Teaching point: all too often students ask why should the company care if the stock price in teh secondary market goes up or down. The standard answer includes a mention of what happens when they want to sell more shares in a SEO. This is quite similar. Here the article focuses on the secondary market for baseball tickets, but also shows that this secondary market impacts the primary market as well (as evidence by the teams cutting prices etc).
From the NY Times:
Holders of Season Tickets Are Having Second Thoughts - NYTimes.com:
"The weak resale market has Goldman and a growing number of Mets and Yankees season-ticket holders considering whether to drop their seats next year, or to switch to a plan with fewer games or cheaper seats. The risk of getting stuck with expensive tickets that are hard to resell, they said, is just too high in a weak economy."

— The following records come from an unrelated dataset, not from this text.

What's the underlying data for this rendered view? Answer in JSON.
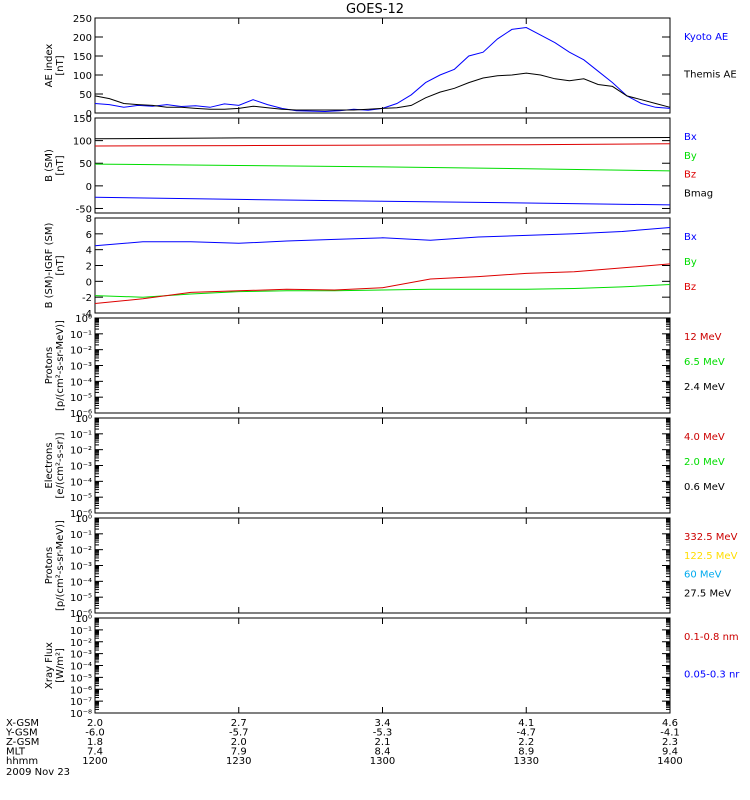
{
  "title": "GOES-12",
  "chart_data": [
    {
      "type": "line",
      "ylabel": [
        "AE index",
        "[nT]"
      ],
      "ylim": [
        0,
        250
      ],
      "yticks": [
        {
          "v": 0,
          "label": "0"
        },
        {
          "v": 50,
          "label": "50"
        },
        {
          "v": 100,
          "label": "100"
        },
        {
          "v": 150,
          "label": "150"
        },
        {
          "v": 200,
          "label": "200"
        },
        {
          "v": 250,
          "label": "250"
        }
      ],
      "xlim": [
        0,
        120
      ],
      "series": [
        {
          "name": "Kyoto AE",
          "color": "#0000ff",
          "x": [
            0,
            3,
            6,
            9,
            12,
            15,
            18,
            21,
            24,
            27,
            30,
            33,
            36,
            39,
            42,
            45,
            48,
            51,
            54,
            57,
            60,
            63,
            66,
            69,
            72,
            75,
            78,
            81,
            84,
            87,
            90,
            93,
            96,
            99,
            102,
            105,
            108,
            111,
            114,
            117,
            120
          ],
          "y": [
            25,
            22,
            15,
            20,
            18,
            22,
            17,
            19,
            15,
            24,
            20,
            35,
            22,
            12,
            6,
            5,
            4,
            6,
            10,
            7,
            12,
            25,
            48,
            80,
            100,
            115,
            150,
            160,
            195,
            220,
            225,
            205,
            185,
            160,
            140,
            110,
            80,
            45,
            25,
            15,
            12
          ]
        },
        {
          "name": "Themis AE",
          "color": "#000000",
          "x": [
            0,
            3,
            6,
            9,
            12,
            15,
            18,
            21,
            24,
            27,
            30,
            33,
            36,
            39,
            42,
            45,
            48,
            51,
            54,
            57,
            60,
            63,
            66,
            69,
            72,
            75,
            78,
            81,
            84,
            87,
            90,
            93,
            96,
            99,
            102,
            105,
            108,
            111,
            114,
            117,
            120
          ],
          "y": [
            45,
            38,
            25,
            22,
            20,
            15,
            15,
            12,
            10,
            10,
            12,
            18,
            14,
            10,
            8,
            8,
            8,
            8,
            8,
            10,
            12,
            14,
            20,
            40,
            55,
            65,
            80,
            92,
            98,
            100,
            105,
            100,
            90,
            85,
            90,
            75,
            70,
            45,
            35,
            25,
            15
          ]
        }
      ]
    },
    {
      "type": "line",
      "ylabel": [
        "B (SM)",
        "[nT]"
      ],
      "ylim": [
        -60,
        150
      ],
      "yticks": [
        {
          "v": -50,
          "label": "-50"
        },
        {
          "v": 0,
          "label": "0"
        },
        {
          "v": 50,
          "label": "50"
        },
        {
          "v": 100,
          "label": "100"
        },
        {
          "v": 150,
          "label": "150"
        }
      ],
      "xlim": [
        0,
        120
      ],
      "series": [
        {
          "name": "Bx",
          "color": "#0000ff",
          "x": [
            0,
            30,
            60,
            90,
            120
          ],
          "y": [
            -25,
            -30,
            -34,
            -38,
            -42
          ]
        },
        {
          "name": "By",
          "color": "#00dd00",
          "x": [
            0,
            30,
            60,
            90,
            120
          ],
          "y": [
            48,
            45,
            42,
            38,
            33
          ]
        },
        {
          "name": "Bz",
          "color": "#dd0000",
          "x": [
            0,
            30,
            60,
            90,
            120
          ],
          "y": [
            88,
            89,
            90,
            91,
            93
          ]
        },
        {
          "name": "Bmag",
          "color": "#000000",
          "x": [
            0,
            30,
            60,
            90,
            120
          ],
          "y": [
            104,
            106,
            106,
            106,
            107
          ]
        }
      ]
    },
    {
      "type": "line",
      "ylabel": [
        "B (SM)-IGRF (SM)",
        "[nT]"
      ],
      "ylim": [
        -4,
        8
      ],
      "yticks": [
        {
          "v": -4,
          "label": "-4"
        },
        {
          "v": -2,
          "label": "-2"
        },
        {
          "v": 0,
          "label": "0"
        },
        {
          "v": 2,
          "label": "2"
        },
        {
          "v": 4,
          "label": "4"
        },
        {
          "v": 6,
          "label": "6"
        },
        {
          "v": 8,
          "label": "8"
        }
      ],
      "xlim": [
        0,
        120
      ],
      "series": [
        {
          "name": "Bx",
          "color": "#0000ff",
          "x": [
            0,
            10,
            20,
            30,
            40,
            50,
            60,
            70,
            80,
            90,
            100,
            110,
            120
          ],
          "y": [
            4.5,
            5.0,
            5.0,
            4.8,
            5.1,
            5.3,
            5.5,
            5.2,
            5.6,
            5.8,
            6.0,
            6.3,
            6.8
          ]
        },
        {
          "name": "By",
          "color": "#00dd00",
          "x": [
            0,
            10,
            20,
            30,
            40,
            50,
            60,
            70,
            80,
            90,
            100,
            110,
            120
          ],
          "y": [
            -1.8,
            -2.0,
            -1.6,
            -1.3,
            -1.2,
            -1.2,
            -1.1,
            -1.0,
            -1.0,
            -1.0,
            -0.9,
            -0.7,
            -0.4
          ]
        },
        {
          "name": "Bz",
          "color": "#dd0000",
          "x": [
            0,
            10,
            20,
            30,
            40,
            50,
            60,
            70,
            80,
            90,
            100,
            110,
            120
          ],
          "y": [
            -2.8,
            -2.2,
            -1.4,
            -1.2,
            -1.0,
            -1.1,
            -0.8,
            0.3,
            0.6,
            1.0,
            1.2,
            1.7,
            2.2
          ]
        }
      ]
    },
    {
      "type": "line",
      "ylabel": [
        "Protons",
        "[p/(cm²-s-sr-MeV)]"
      ],
      "ylim": [
        "1e-6",
        "1e0"
      ],
      "log": true,
      "yticks": [
        {
          "exp": 0,
          "label": "10⁰"
        },
        {
          "exp": -1,
          "label": "10⁻¹"
        },
        {
          "exp": -2,
          "label": "10⁻²"
        },
        {
          "exp": -3,
          "label": "10⁻³"
        },
        {
          "exp": -4,
          "label": "10⁻⁴"
        },
        {
          "exp": -5,
          "label": "10⁻⁵"
        },
        {
          "exp": -6,
          "label": "10⁻⁶"
        }
      ],
      "legend": [
        {
          "name": "12 MeV",
          "color": "#cc0000"
        },
        {
          "name": "6.5 MeV",
          "color": "#00dd00"
        },
        {
          "name": "2.4 MeV",
          "color": "#000000"
        }
      ],
      "series": []
    },
    {
      "type": "line",
      "ylabel": [
        "Electrons",
        "[e/(cm²-s-sr)]"
      ],
      "ylim": [
        "1e-6",
        "1e0"
      ],
      "log": true,
      "yticks": [
        {
          "exp": 0,
          "label": "10⁰"
        },
        {
          "exp": -1,
          "label": "10⁻¹"
        },
        {
          "exp": -2,
          "label": "10⁻²"
        },
        {
          "exp": -3,
          "label": "10⁻³"
        },
        {
          "exp": -4,
          "label": "10⁻⁴"
        },
        {
          "exp": -5,
          "label": "10⁻⁵"
        },
        {
          "exp": -6,
          "label": "10⁻⁶"
        }
      ],
      "legend": [
        {
          "name": "4.0 MeV",
          "color": "#cc0000"
        },
        {
          "name": "2.0 MeV",
          "color": "#00dd00"
        },
        {
          "name": "0.6 MeV",
          "color": "#000000"
        }
      ],
      "series": []
    },
    {
      "type": "line",
      "ylabel": [
        "Protons",
        "[p/(cm²-s-sr-MeV)]"
      ],
      "ylim": [
        "1e-6",
        "1e0"
      ],
      "log": true,
      "yticks": [
        {
          "exp": 0,
          "label": "10⁰"
        },
        {
          "exp": -1,
          "label": "10⁻¹"
        },
        {
          "exp": -2,
          "label": "10⁻²"
        },
        {
          "exp": -3,
          "label": "10⁻³"
        },
        {
          "exp": -4,
          "label": "10⁻⁴"
        },
        {
          "exp": -5,
          "label": "10⁻⁵"
        },
        {
          "exp": -6,
          "label": "10⁻⁶"
        }
      ],
      "legend": [
        {
          "name": "332.5 MeV",
          "color": "#cc0000"
        },
        {
          "name": "122.5 MeV",
          "color": "#ffdd00"
        },
        {
          "name": "60 MeV",
          "color": "#00aaee"
        },
        {
          "name": "27.5 MeV",
          "color": "#000000"
        }
      ],
      "series": []
    },
    {
      "type": "line",
      "ylabel": [
        "Xray Flux",
        "[W/m²]"
      ],
      "ylim": [
        "1e-8",
        "1e0"
      ],
      "log": true,
      "yticks": [
        {
          "exp": 0,
          "label": "10⁰"
        },
        {
          "exp": -1,
          "label": "10⁻¹"
        },
        {
          "exp": -2,
          "label": "10⁻²"
        },
        {
          "exp": -3,
          "label": "10⁻³"
        },
        {
          "exp": -4,
          "label": "10⁻⁴"
        },
        {
          "exp": -5,
          "label": "10⁻⁵"
        },
        {
          "exp": -6,
          "label": "10⁻⁶"
        },
        {
          "exp": -7,
          "label": "10⁻⁷"
        },
        {
          "exp": -8,
          "label": "10⁻⁸"
        }
      ],
      "legend": [
        {
          "name": "0.1-0.8 nm",
          "color": "#cc0000"
        },
        {
          "name": "0.05-0.3 nr",
          "color": "#0000ff"
        }
      ],
      "series": []
    }
  ],
  "x_axis": {
    "row_labels": [
      "X-GSM",
      "Y-GSM",
      "Z-GSM",
      "MLT",
      "hhmm"
    ],
    "columns": [
      {
        "values": [
          "2.0",
          "-6.0",
          "1.8",
          "7.4",
          "1200"
        ]
      },
      {
        "values": [
          "2.7",
          "-5.7",
          "2.0",
          "7.9",
          "1230"
        ]
      },
      {
        "values": [
          "3.4",
          "-5.3",
          "2.1",
          "8.4",
          "1300"
        ]
      },
      {
        "values": [
          "4.1",
          "-4.7",
          "2.2",
          "8.9",
          "1330"
        ]
      },
      {
        "values": [
          "4.6",
          "-4.1",
          "2.3",
          "9.4",
          "1400"
        ]
      }
    ],
    "date": "2009 Nov 23"
  }
}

"If I can’t move these tickets, I can’t afford to be stuck with them or take a loss,” said Mr. Coleman, who said he was getting 40 percent less this year for tickets to weekday games that he resold. “The proof is the secondary market. If you don’t have people willing to buy tickets at these prices, I hope the message gets across to the Yankees and Mets.”"
Anecdotally, I went to Citi Field for the first time this past Sunday and will definitely agree there were MANY empty seats and purchased the tickets for about 25% under face value in a "Secondary market" transaction and even then wonder if I got my money's worth. Yes the park was nice, but the game itself was not very good. It rained, the game was much too long of game (a MoneyBall result? Must every player try and work a full count?) and they lost.